Leaders must be resilient to lead complex change after traumatic events, and not fall into the trap of victimhood, scapegoating and revenge.
Andrea Ovans writes in the Harvard Business Review that resilience is the “ability to recover from setbacks, adapt well to change, and keep going in the face of adversity”.
Leaders must emphasise forgiveness and reconciliation. The past cannot be erased, but one can choose how to respond to the past, and how to forge a new future.
Forgiveness is difficult in countries where the former leaders did not acknowledge the harm they have done. But one can forgive someone who is not apologising for a wrong, although an apology from the wrongdoer would make forgiveness easier.
At the individual level, forgiveness leads to inner peace, at the communal level it helps with healing from the trauma. “Forgiveness can mean you step into your present rather than anchoring in the past,” Rubin Khoddam wrote in The Psychology of Forgiveness in Psychology Today.
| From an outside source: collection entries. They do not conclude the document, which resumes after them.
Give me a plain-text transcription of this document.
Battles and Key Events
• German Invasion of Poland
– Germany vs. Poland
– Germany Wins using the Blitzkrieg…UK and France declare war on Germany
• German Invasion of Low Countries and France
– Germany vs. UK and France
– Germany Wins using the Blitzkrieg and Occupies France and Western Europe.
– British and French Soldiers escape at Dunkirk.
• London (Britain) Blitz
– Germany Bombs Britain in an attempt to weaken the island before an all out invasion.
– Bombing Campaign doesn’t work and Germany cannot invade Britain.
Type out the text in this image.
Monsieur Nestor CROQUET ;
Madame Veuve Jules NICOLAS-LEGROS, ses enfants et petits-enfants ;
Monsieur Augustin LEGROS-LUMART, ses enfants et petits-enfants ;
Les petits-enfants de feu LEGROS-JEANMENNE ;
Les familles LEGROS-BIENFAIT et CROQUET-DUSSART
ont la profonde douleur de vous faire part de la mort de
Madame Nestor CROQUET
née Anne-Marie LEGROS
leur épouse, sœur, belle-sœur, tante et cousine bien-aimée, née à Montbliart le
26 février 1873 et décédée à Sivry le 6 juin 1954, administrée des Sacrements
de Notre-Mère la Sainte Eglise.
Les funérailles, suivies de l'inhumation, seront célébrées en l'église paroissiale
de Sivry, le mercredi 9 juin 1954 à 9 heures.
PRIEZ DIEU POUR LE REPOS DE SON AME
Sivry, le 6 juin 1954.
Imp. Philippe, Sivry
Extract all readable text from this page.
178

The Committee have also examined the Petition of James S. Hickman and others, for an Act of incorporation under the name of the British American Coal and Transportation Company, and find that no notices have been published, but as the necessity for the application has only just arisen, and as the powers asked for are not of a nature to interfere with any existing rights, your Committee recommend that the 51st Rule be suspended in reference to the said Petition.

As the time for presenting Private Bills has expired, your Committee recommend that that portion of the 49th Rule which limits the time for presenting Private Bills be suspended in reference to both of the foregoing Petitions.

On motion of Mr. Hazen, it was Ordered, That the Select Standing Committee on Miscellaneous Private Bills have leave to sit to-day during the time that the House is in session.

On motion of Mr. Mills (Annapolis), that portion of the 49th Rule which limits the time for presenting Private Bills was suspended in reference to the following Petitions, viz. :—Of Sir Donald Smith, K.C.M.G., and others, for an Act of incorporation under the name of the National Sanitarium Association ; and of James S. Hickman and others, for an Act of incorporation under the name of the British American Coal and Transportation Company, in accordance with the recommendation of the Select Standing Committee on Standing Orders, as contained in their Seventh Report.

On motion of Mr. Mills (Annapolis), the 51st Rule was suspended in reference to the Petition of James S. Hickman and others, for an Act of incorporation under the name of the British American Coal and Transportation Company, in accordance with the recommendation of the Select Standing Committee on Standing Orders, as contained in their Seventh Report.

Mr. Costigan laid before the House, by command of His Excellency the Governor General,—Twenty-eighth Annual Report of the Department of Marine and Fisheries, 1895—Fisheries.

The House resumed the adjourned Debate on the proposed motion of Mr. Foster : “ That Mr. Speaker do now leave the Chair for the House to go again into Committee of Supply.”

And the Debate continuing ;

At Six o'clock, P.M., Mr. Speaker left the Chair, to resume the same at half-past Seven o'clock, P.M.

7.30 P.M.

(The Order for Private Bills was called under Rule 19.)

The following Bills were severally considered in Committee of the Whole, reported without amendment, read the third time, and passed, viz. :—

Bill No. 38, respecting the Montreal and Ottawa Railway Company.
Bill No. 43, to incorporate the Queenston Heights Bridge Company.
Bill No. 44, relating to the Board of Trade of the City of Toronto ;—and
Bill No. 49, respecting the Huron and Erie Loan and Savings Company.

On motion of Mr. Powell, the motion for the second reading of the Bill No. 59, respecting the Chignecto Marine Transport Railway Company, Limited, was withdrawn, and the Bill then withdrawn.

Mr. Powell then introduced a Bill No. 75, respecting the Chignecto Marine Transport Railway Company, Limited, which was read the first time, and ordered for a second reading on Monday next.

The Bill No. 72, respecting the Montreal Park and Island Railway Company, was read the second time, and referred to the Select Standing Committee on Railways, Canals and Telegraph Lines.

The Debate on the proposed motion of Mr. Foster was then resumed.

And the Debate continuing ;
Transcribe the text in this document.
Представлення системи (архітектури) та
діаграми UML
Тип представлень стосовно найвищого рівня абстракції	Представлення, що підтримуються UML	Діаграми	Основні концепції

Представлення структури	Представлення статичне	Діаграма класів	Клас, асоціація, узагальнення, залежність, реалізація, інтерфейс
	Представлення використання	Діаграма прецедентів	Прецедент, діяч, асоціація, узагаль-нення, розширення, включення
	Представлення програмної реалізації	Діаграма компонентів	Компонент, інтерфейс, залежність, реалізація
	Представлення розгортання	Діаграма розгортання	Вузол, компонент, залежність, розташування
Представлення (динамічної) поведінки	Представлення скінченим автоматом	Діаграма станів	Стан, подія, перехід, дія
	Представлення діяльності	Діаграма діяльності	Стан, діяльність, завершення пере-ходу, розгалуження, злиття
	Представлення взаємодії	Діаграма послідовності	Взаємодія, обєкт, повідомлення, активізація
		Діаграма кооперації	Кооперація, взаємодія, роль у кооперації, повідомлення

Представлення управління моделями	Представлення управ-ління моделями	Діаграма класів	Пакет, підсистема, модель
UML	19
Vengefulness because of their traumatic past undermines the ability of leaders to provide quality stewardship. Leaders must lead with hope. Writer Rebecca Solnit so convincingly argues that hope means facing difficult challenges and addressing them: “Hope locates itself in the premises that we don’t know what will happen and that, in the spaciousness of uncertainty, is room to act. When you recognise uncertainty, you recognise that you may be able to influence the outcomes — you alone or you in concert with a few dozen or several million others. Hope is an embrace of the unknown and the unknowable.”